La durée de cette phase est variable : 2-3 à 24 ou même 36 heures parfois. Les émotions ressenties par la future mère sont, elles aussi, variables : euphorie, excitation, angoisse.

La phase active

Au-delà de 5 cm de dilatation du col, l’accouchement entre dans une phase active : les contractions s’intensifient et se rapprochent. Elles sont aussi plus longues. Le col de l’utérus se dilate en moyenne de 0,5 cm par heure, pour atteindre 8 cm. Cette évolution est très variable d’une femme à l’autre et peut dépendre de l’environnement dans lequel se trouve la femme.

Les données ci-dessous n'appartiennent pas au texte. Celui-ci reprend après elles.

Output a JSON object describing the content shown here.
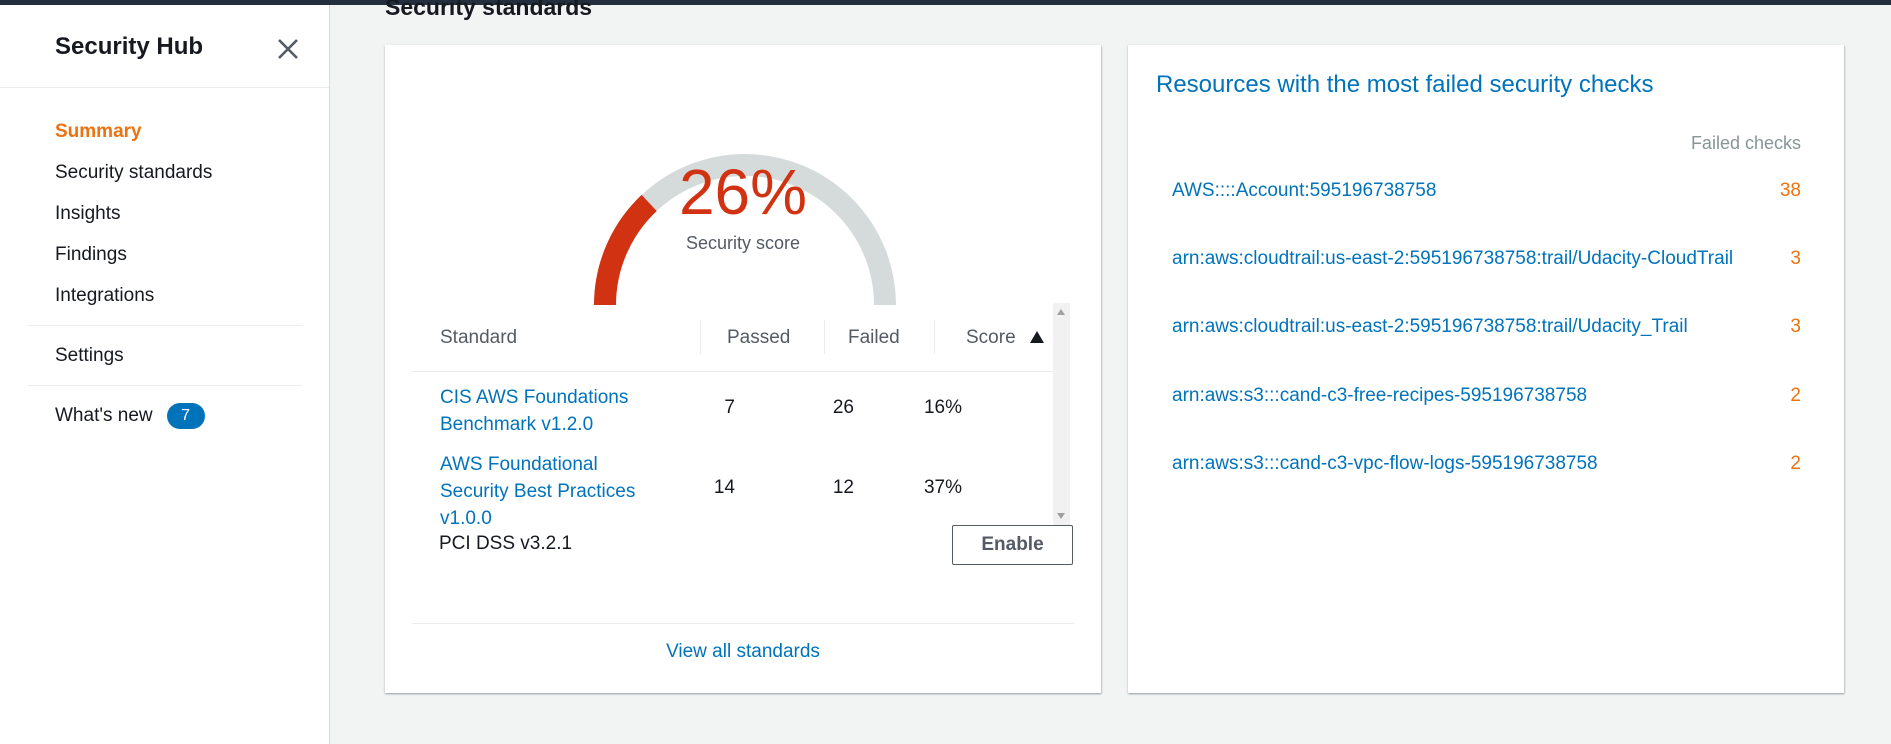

La douleur des contractions peut se manifester dans le ventre, le bas du dos ou les cuisses et devenir difficile à gérer. Selon les femmes, un soutien du conjoint ou de la sage-femme devient alors nécessaire. Il se manifeste de multiples manières : besoin de présence, massages, contact visuel ou au contraire de solitude, de silence. Différentes techniques de gestion de la douleur existent pour soulager les contractions. Parvenir à rester en mouvement permet d’accompagner la descente du bébé.

La phase de transition (parfois dite « de désespérance »)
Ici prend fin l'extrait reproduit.